Alcoa trades: In March 2009 during the restricted period Mr. Langston, through the account of Guaranteed Reinsurance, sold short 500,000 shares of Alcoa. He then purchased 1 million shares in the offering. These transactions resulted in profits of over $500,000.

Mitsubishi trades: In December 2008 during the restricted period Mr. Langston sold short 200,000 shares and later purchased 500,000 shares in the offering. The transactions yielded gains of over $190,000.

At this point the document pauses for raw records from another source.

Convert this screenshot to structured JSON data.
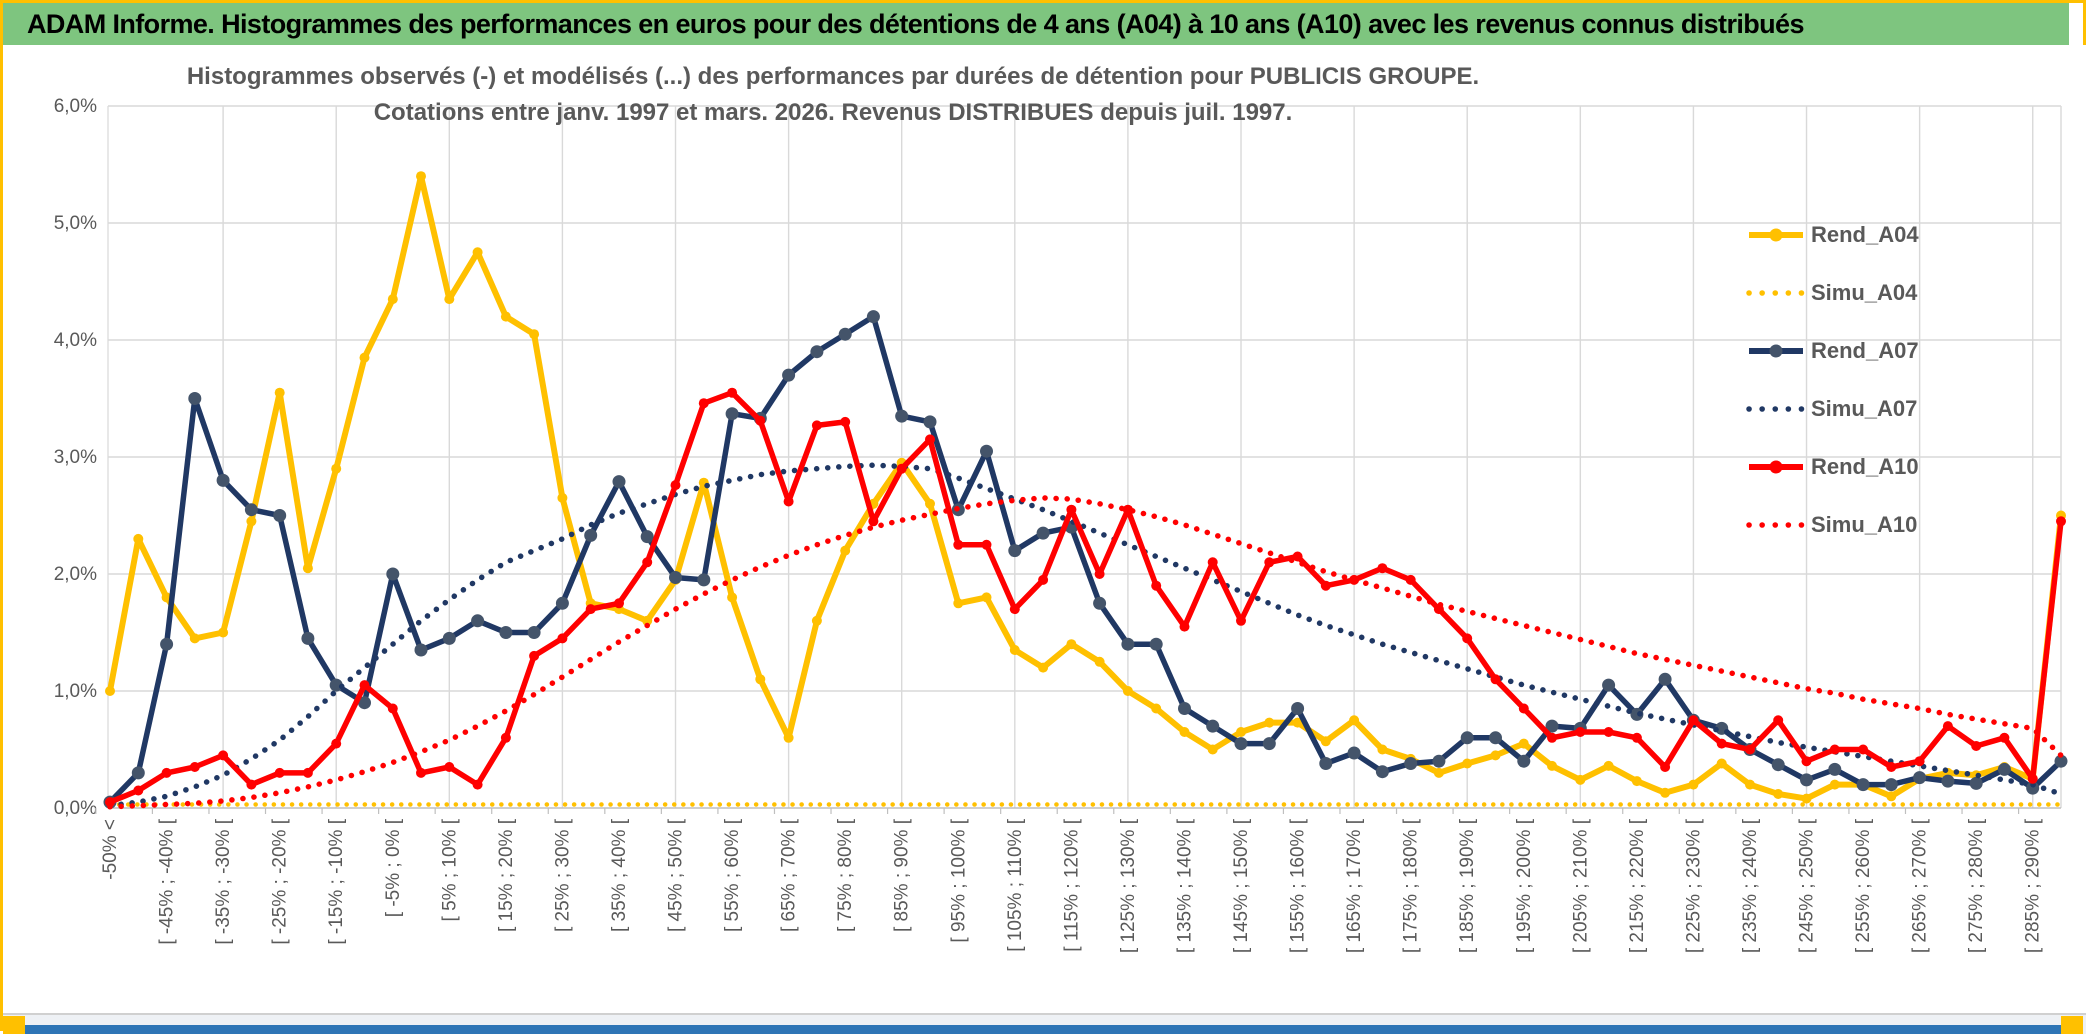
{
  "header": {
    "title": "ADAM Informe. Histogrammes des performances en euros pour des détentions de 4 ans (A04) à 10 ans (A10) avec les revenus connus distribués"
  },
  "chart": {
    "title_line1": "Histogrammes observés (-) et modélisés (...) des performances par durées de détention pour PUBLICIS GROUPE.",
    "title_line2": "Cotations entre janv. 1997 et mars. 2026. Revenus DISTRIBUES depuis juil. 1997."
  },
  "colors": {
    "header_green": "#7EC57F",
    "frame_gold": "#FFC000",
    "title_gray": "#595959",
    "gridline": "#D9D9D9",
    "axis_line": "#BFBFBF",
    "footer_blue": "#2E75B6",
    "series_gold": "#FFC000",
    "series_navy": "#203864",
    "series_navy_marker": "#44546A",
    "series_red": "#FF0000"
  },
  "chart_data": {
    "type": "line",
    "title": "Histogrammes observés (-) et modélisés (...) des performances par durées de détention pour PUBLICIS GROUPE.",
    "subtitle": "Cotations entre janv. 1997 et mars. 2026. Revenus DISTRIBUES depuis juil. 1997.",
    "xlabel": "",
    "ylabel": "",
    "ylim": [
      0,
      6
    ],
    "grid": true,
    "legend_position": "right",
    "y_ticks": [
      "0,0%",
      "1,0%",
      "2,0%",
      "3,0%",
      "4,0%",
      "5,0%",
      "6,0%"
    ],
    "categories": [
      "-50% <",
      "",
      "[ -45% ; -40% [",
      "",
      "[ -35% ; -30% [",
      "",
      "[ -25% ; -20% [",
      "",
      "[ -15% ; -10% [",
      "",
      "[ -5% ; 0% [",
      "",
      "[ 5% ; 10% [",
      "",
      "[ 15% ; 20% [",
      "",
      "[ 25% ; 30% [",
      "",
      "[ 35% ; 40% [",
      "",
      "[ 45% ; 50% [",
      "",
      "[ 55% ; 60% [",
      "",
      "[ 65% ; 70% [",
      "",
      "[ 75% ; 80% [",
      "",
      "[ 85% ; 90% [",
      "",
      "[ 95% ; 100% [",
      "",
      "[ 105% ; 110% [",
      "",
      "[ 115% ; 120% [",
      "",
      "[ 125% ; 130% [",
      "",
      "[ 135% ; 140% [",
      "",
      "[ 145% ; 150% [",
      "",
      "[ 155% ; 160% [",
      "",
      "[ 165% ; 170% [",
      "",
      "[ 175% ; 180% [",
      "",
      "[ 185% ; 190% [",
      "",
      "[ 195% ; 200% [",
      "",
      "[ 205% ; 210% [",
      "",
      "[ 215% ; 220% [",
      "",
      "[ 225% ; 230% [",
      "",
      "[ 235% ; 240% [",
      "",
      "[ 245% ; 250% [",
      "",
      "[ 255% ; 260% [",
      "",
      "[ 265% ; 270% [",
      "",
      "[ 275% ; 280% [",
      "",
      "[ 285% ; 290% [",
      ""
    ],
    "series": [
      {
        "name": "Rend_A04",
        "color": "#FFC000",
        "style": "solid",
        "marker": true,
        "values": [
          1.0,
          2.3,
          1.8,
          1.45,
          1.5,
          2.45,
          3.55,
          2.05,
          2.9,
          3.85,
          4.35,
          5.4,
          4.35,
          4.75,
          4.2,
          4.05,
          2.65,
          1.75,
          1.7,
          1.6,
          1.95,
          2.78,
          1.8,
          1.1,
          0.6,
          1.6,
          2.2,
          2.6,
          2.95,
          2.6,
          1.75,
          1.8,
          1.35,
          1.2,
          1.4,
          1.25,
          1.0,
          0.85,
          0.65,
          0.5,
          0.65,
          0.73,
          0.73,
          0.57,
          0.75,
          0.5,
          0.42,
          0.3,
          0.38,
          0.45,
          0.55,
          0.36,
          0.24,
          0.36,
          0.23,
          0.13,
          0.2,
          0.38,
          0.2,
          0.12,
          0.08,
          0.2,
          0.2,
          0.1,
          0.25,
          0.3,
          0.28,
          0.35,
          0.25,
          2.5
        ]
      },
      {
        "name": "Simu_A04",
        "color": "#FFC000",
        "style": "dotted",
        "marker": false,
        "values": [
          0.03,
          0.03,
          0.03,
          0.03,
          0.03,
          0.03,
          0.03,
          0.03,
          0.03,
          0.03,
          0.03,
          0.03,
          0.03,
          0.03,
          0.03,
          0.03,
          0.03,
          0.03,
          0.03,
          0.03,
          0.03,
          0.03,
          0.03,
          0.03,
          0.03,
          0.03,
          0.03,
          0.03,
          0.03,
          0.03,
          0.03,
          0.03,
          0.03,
          0.03,
          0.03,
          0.03,
          0.03,
          0.03,
          0.03,
          0.03,
          0.03,
          0.03,
          0.03,
          0.03,
          0.03,
          0.03,
          0.03,
          0.03,
          0.03,
          0.03,
          0.03,
          0.03,
          0.03,
          0.03,
          0.03,
          0.03,
          0.03,
          0.03,
          0.03,
          0.03,
          0.03,
          0.03,
          0.03,
          0.03,
          0.03,
          0.03,
          0.03,
          0.03,
          0.03,
          0.03
        ]
      },
      {
        "name": "Rend_A07",
        "color": "#203864",
        "style": "solid",
        "marker": true,
        "values": [
          0.05,
          0.3,
          1.4,
          3.5,
          2.8,
          2.55,
          2.5,
          1.45,
          1.05,
          0.9,
          2.0,
          1.35,
          1.45,
          1.6,
          1.5,
          1.5,
          1.75,
          2.33,
          2.79,
          2.32,
          1.97,
          1.95,
          3.37,
          3.33,
          3.7,
          3.9,
          4.05,
          4.2,
          3.35,
          3.3,
          2.55,
          3.05,
          2.2,
          2.35,
          2.4,
          1.75,
          1.4,
          1.4,
          0.85,
          0.7,
          0.55,
          0.55,
          0.85,
          0.38,
          0.47,
          0.31,
          0.38,
          0.4,
          0.6,
          0.6,
          0.4,
          0.7,
          0.68,
          1.05,
          0.8,
          1.1,
          0.75,
          0.68,
          0.5,
          0.37,
          0.24,
          0.33,
          0.2,
          0.2,
          0.26,
          0.23,
          0.21,
          0.33,
          0.17,
          0.4
        ]
      },
      {
        "name": "Simu_A07",
        "color": "#203864",
        "style": "dotted",
        "marker": false,
        "values": [
          0.02,
          0.05,
          0.1,
          0.18,
          0.28,
          0.42,
          0.58,
          0.78,
          1.0,
          1.2,
          1.4,
          1.6,
          1.78,
          1.95,
          2.1,
          2.2,
          2.3,
          2.42,
          2.52,
          2.6,
          2.68,
          2.75,
          2.8,
          2.85,
          2.88,
          2.9,
          2.92,
          2.93,
          2.92,
          2.9,
          2.82,
          2.73,
          2.64,
          2.55,
          2.45,
          2.35,
          2.25,
          2.15,
          2.05,
          1.95,
          1.85,
          1.75,
          1.65,
          1.56,
          1.48,
          1.4,
          1.33,
          1.26,
          1.19,
          1.12,
          1.05,
          0.99,
          0.93,
          0.87,
          0.81,
          0.76,
          0.71,
          0.66,
          0.61,
          0.56,
          0.52,
          0.48,
          0.44,
          0.4,
          0.36,
          0.32,
          0.28,
          0.24,
          0.2,
          0.12
        ]
      },
      {
        "name": "Rend_A10",
        "color": "#FF0000",
        "style": "solid",
        "marker": true,
        "values": [
          0.05,
          0.15,
          0.3,
          0.35,
          0.45,
          0.2,
          0.3,
          0.3,
          0.55,
          1.05,
          0.85,
          0.3,
          0.35,
          0.2,
          0.6,
          1.3,
          1.45,
          1.7,
          1.75,
          2.1,
          2.76,
          3.46,
          3.55,
          3.31,
          2.62,
          3.27,
          3.3,
          2.45,
          2.9,
          3.15,
          2.25,
          2.25,
          1.7,
          1.95,
          2.55,
          2.0,
          2.55,
          1.9,
          1.55,
          2.1,
          1.6,
          2.1,
          2.15,
          1.9,
          1.95,
          2.05,
          1.95,
          1.7,
          1.45,
          1.1,
          0.85,
          0.6,
          0.65,
          0.65,
          0.6,
          0.35,
          0.75,
          0.55,
          0.5,
          0.75,
          0.4,
          0.5,
          0.5,
          0.35,
          0.4,
          0.7,
          0.53,
          0.6,
          0.25,
          2.45
        ]
      },
      {
        "name": "Simu_A10",
        "color": "#FF0000",
        "style": "dotted",
        "marker": false,
        "values": [
          0.01,
          0.02,
          0.03,
          0.04,
          0.06,
          0.09,
          0.13,
          0.18,
          0.24,
          0.31,
          0.39,
          0.48,
          0.58,
          0.7,
          0.83,
          0.97,
          1.12,
          1.27,
          1.42,
          1.56,
          1.7,
          1.83,
          1.95,
          2.06,
          2.16,
          2.25,
          2.33,
          2.4,
          2.46,
          2.51,
          2.56,
          2.6,
          2.63,
          2.65,
          2.64,
          2.6,
          2.55,
          2.49,
          2.42,
          2.34,
          2.26,
          2.18,
          2.1,
          2.02,
          1.95,
          1.88,
          1.81,
          1.74,
          1.68,
          1.62,
          1.56,
          1.5,
          1.44,
          1.38,
          1.32,
          1.27,
          1.22,
          1.17,
          1.12,
          1.07,
          1.02,
          0.98,
          0.93,
          0.89,
          0.85,
          0.8,
          0.76,
          0.72,
          0.68,
          0.45
        ]
      }
    ]
  }
}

Wells Fargo trades: Over four days during the restricted period in November 2008 Mr. Langston, in accounts held in the names of his two entities, sold short 489,000 shares of Wells Fargo. Later the defendants purchase a total of 258,000 shares of Wells Fargo from three different underwriters. Overall the defendants had a gain of over $600,000.

The complaint alleges violations of Securities Act Section 17(a), Exchange Act Section 10(b) and Rule 105 of Regulation M.

Mr. Langston agreed to settle the insider trading charges, consenting to the entry of a permanent injunction based on the Sections cited in the complaint. He also agreed to pay disgorgement of $193,108 along with prejudgment interest and a civil penalty equal to the amount of the disgorgement. The three defendants also consented to the entry of permanent injunctions base on Rule 105. Monetary sanctions will be determined by the Court at a later date. See Lit. Rel. No. 22882 (Dec. 3, 2013).